If the person is aggressive and violent, we need something else. Feelings are contagious, more so than a cold. You’ve been around people that are excited at a football game, you can feel it in the air. It works for anger, too. Someone around you gets angry, then pushes that anger to you and you get angry. Calm can also be contagious, anger is just more contagious. It’s an easier emotion to catch and takes almost no time to get from calm to angry. Going from angry to calm takes time.
You have to be the person that is calm so the other person can catch your emotion. You have to make sure you don’t catch their anger. So instead of saying “calm down” how about asking them about their anger and why. FBI Hostage Negotiator Chris Voss in his great book Never Split the Difference says simply label that person’s emotions to get them going down the road to a discussion instead of a fight.
Labeling looks like “it seems like” or “it looks like this happened,” just never say I. So when someone is pissed off at you or the world and is directing it at you, don’t say “just calm down, lets talk about this,” try “it seems like you are upset.” If the person hasn’t gone completely crazy with anger, you’ll get something like “Damn right I’m pissed!” With more information to follow.

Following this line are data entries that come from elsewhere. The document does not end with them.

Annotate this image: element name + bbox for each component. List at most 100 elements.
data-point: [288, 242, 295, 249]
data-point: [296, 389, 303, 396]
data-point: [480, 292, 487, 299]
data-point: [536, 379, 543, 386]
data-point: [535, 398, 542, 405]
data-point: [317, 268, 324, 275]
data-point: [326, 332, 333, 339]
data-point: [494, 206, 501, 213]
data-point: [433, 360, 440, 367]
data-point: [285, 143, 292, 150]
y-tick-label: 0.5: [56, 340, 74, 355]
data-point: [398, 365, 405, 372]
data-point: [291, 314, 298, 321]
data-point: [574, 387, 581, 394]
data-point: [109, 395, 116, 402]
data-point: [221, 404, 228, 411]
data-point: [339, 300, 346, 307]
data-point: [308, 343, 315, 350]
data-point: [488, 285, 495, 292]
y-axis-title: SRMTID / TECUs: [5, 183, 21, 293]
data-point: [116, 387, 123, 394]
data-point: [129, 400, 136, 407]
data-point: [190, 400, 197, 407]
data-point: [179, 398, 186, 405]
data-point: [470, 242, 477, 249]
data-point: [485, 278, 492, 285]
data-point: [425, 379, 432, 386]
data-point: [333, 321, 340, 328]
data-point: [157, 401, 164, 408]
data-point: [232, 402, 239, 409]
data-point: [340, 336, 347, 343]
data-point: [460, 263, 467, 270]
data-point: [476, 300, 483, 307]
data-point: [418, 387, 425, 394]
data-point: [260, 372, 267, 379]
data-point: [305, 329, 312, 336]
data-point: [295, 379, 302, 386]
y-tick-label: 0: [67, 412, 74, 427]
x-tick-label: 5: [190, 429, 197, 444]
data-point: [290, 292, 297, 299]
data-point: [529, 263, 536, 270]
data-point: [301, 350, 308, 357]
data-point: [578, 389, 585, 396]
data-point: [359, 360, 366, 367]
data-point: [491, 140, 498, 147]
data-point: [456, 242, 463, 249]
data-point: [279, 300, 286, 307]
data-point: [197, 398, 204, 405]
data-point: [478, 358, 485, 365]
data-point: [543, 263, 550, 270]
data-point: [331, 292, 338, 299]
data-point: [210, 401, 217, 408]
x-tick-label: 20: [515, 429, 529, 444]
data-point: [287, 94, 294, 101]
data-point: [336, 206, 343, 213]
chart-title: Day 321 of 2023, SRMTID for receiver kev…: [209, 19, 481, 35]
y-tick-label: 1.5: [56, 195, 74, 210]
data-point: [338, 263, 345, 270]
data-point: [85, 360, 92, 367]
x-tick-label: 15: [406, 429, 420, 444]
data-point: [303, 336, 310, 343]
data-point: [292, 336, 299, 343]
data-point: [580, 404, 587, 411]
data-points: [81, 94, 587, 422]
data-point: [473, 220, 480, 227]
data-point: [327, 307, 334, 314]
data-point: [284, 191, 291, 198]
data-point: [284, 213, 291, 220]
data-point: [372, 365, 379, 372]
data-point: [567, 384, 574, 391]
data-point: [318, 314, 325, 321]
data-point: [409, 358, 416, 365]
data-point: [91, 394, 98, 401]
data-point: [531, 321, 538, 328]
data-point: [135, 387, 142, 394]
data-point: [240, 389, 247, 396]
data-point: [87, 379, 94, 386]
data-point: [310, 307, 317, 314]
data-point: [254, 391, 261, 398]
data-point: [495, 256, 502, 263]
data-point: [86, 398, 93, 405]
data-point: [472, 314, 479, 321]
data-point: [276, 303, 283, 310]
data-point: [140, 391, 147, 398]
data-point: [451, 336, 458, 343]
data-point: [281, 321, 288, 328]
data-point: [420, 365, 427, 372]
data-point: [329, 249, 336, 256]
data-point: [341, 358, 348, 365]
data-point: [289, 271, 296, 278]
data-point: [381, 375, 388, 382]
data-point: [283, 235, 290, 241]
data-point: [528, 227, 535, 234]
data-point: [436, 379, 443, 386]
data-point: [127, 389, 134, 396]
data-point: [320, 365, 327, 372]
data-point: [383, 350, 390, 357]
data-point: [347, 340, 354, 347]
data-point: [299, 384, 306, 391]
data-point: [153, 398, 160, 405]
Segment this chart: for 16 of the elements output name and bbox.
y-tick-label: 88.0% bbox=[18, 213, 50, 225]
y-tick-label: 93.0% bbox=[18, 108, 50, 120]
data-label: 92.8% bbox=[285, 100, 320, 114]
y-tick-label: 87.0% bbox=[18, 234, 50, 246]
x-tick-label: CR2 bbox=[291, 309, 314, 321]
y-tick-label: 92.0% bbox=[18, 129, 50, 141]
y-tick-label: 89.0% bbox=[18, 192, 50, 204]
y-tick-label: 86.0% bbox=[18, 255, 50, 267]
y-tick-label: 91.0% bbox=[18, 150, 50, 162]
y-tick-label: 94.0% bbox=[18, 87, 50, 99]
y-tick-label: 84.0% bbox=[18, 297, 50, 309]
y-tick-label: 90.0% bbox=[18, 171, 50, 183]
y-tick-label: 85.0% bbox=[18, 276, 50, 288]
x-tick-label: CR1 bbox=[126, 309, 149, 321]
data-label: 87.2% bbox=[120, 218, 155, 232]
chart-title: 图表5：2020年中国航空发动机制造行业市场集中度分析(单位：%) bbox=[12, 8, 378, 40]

Once you get the person talking, you are on the road to calming them down. Just keep putting that label back to them on their emotions and agreeing with them. But you have to do it in a calm voice. Voss calls it a “late night FM DJ Voice”. You know the ones that you are wondering why they are on in the middle of the night because they are putting everyone to sleep. They talk slowly, not really using any inflection, and ending every sentence with their voice going down a little bit. Remember, our voice goes up for questions, and down for statements. So everything is a simple statement of fact (or should sound that way).
Next time you are around an overly excited, agitated, or even angry person (like your kids if you are me), try this simple label (it seems like you’re agitated) and see if you can make this work for you. If you can make it work in an office setting you can make it work on the street. Just remember in a potentially violent encounter, the stakes are much higher and be prepared to defend yourself.